Shrinking SQL logs

While reading some articles about minimizing the size of data while leaving the data fully searchable I came across a lot of info about finding common data and replacing it with pointers to a dictionary or store of common strings. After thinking about it for a while I thought I would just write a little post about a way I try and minimize the size of databases in projects that I work on. Now I’m going to start with an example of a very bad database I wrote a while back and how I used relational tables to shrink the size considerably. Now if you know anything about databases you should find all of this quite obvious but if you don’t then it may be worth taking note of.

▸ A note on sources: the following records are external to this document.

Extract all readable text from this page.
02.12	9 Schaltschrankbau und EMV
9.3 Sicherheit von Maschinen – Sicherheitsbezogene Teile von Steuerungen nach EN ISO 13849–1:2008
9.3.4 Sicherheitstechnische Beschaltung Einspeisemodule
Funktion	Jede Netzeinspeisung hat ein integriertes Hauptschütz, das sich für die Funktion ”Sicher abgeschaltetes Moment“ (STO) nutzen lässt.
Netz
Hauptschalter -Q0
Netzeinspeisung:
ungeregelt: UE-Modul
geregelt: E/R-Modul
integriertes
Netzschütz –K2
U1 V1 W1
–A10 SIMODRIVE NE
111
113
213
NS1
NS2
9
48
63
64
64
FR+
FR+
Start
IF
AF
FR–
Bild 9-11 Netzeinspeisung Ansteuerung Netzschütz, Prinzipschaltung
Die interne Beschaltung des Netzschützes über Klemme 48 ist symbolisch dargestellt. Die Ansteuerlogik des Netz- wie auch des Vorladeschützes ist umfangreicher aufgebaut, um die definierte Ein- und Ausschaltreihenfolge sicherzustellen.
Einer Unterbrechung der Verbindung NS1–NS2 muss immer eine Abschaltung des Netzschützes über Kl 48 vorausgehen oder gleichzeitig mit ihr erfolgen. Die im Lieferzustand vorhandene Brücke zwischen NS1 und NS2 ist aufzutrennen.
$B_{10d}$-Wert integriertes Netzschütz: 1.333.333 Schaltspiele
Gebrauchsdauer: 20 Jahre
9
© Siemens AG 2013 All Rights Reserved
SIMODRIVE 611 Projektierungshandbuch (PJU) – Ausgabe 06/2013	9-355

While working on a blog based system a while back the client wanted me to record every page view and use the information to work out whether people are returning to the site or just viewing it once. I did suggest google analytics but they wanted me to implement my own thing (as they say the client is always right). So what i did was to create a table which recorded their IP address, their User Agent, a timestamp and the URI of the page they visited. I did this really simply in a table with 5 fields (one for ID plus the 4 pieces of data) and then wrote a simple PHP page to spew that information out in a more readable way. The client was happy with this and I left it at that.

However a few thousand hits later I noticed that the table had grown a fair amount quite quickly as I hadn’t optimised it due to getting distracted with another section of the site. Now after having a look at the data I noticed a fair amount of it was being repeated. People were viewing more than one page so IPs and User Agents were repeated over and over and also different people were using the same browser/OS configuration and so had the same User Agents. This meant it would be quite easy to just replace the data with pointers to tables with shared information and due to foreign keys being smaller than the data itself would shrink the size of the database.

To do this I just created 3 extra tables for IP, User Agent and URI. There was no point in making one for the timestamps as it would be quite rare that lots of people would look at a post at exactly the same time but I guess if this was applied to a much larger system there would be more chance of that happening so it may be worth doing. These 3 tables just contained an ID field and a value field and then the existing fields in the stats table could just be replaced with the ID of the value required. Now you may think that this is just a lot of shuffling around for not much benefit but by doing this I managed to reduce the total data size by ~80%.

Now if you think in the original table that you would need VARCHAR and TEXT fields to store the data which can be considerably larger than key fields then it begins to shrink down. Lets assume that the client may write 100 blog posts each of which may averagely be viewed 100 times, some more some less but 100 seems a good average for the client I was working with. That would give you 10,000 stat rows all together. Using a bit of maths and assuming the average IP is 11 bytes and the average User Agent is 100 bytes plus the other fields and headers ends up with that table being around 1.3MB.

Now if you assume that each visitor may view 10% of the pages, obviously some may read them all and some may just read one, and if you also estimate that for every 100 views 5% of them share the same User Agent, this will show you that for every 10,000 stats there would only be 1000 unique IPs and 500 unique User Agents (I appreciate depending on the type of website your on this may be widly inaccurate but for the project I was on this is pretty close to the truth). So if you have replaced 10,000 User Agent fields which are 100 bytes (totalling ~975KB) with 10,000 4 byte pointers and a table containing 500 User Agents which are 100 bytes and 500 IDs which are 4 bytes (totalling ~92KB) you can quickly see how the size is shrinking. Now if you apply this to the IP and URI fields too you end up shrinking this 1.3MB table down to 0.25MB. Now these are only small values I know and with disk space being so cheap these days you may find youself thinking “why does saving 1MB matter?” but if you think that on a server you may end up with lots of these projects which are doing far better than this one getting far more views that can end up ramping up the usage and by storing the data this way you will save hundreds of megabytes and reduce the frequency with which you have to archive out portions of your database. Plus it’s always good practice to try and keep memory usage to a minimum on any system.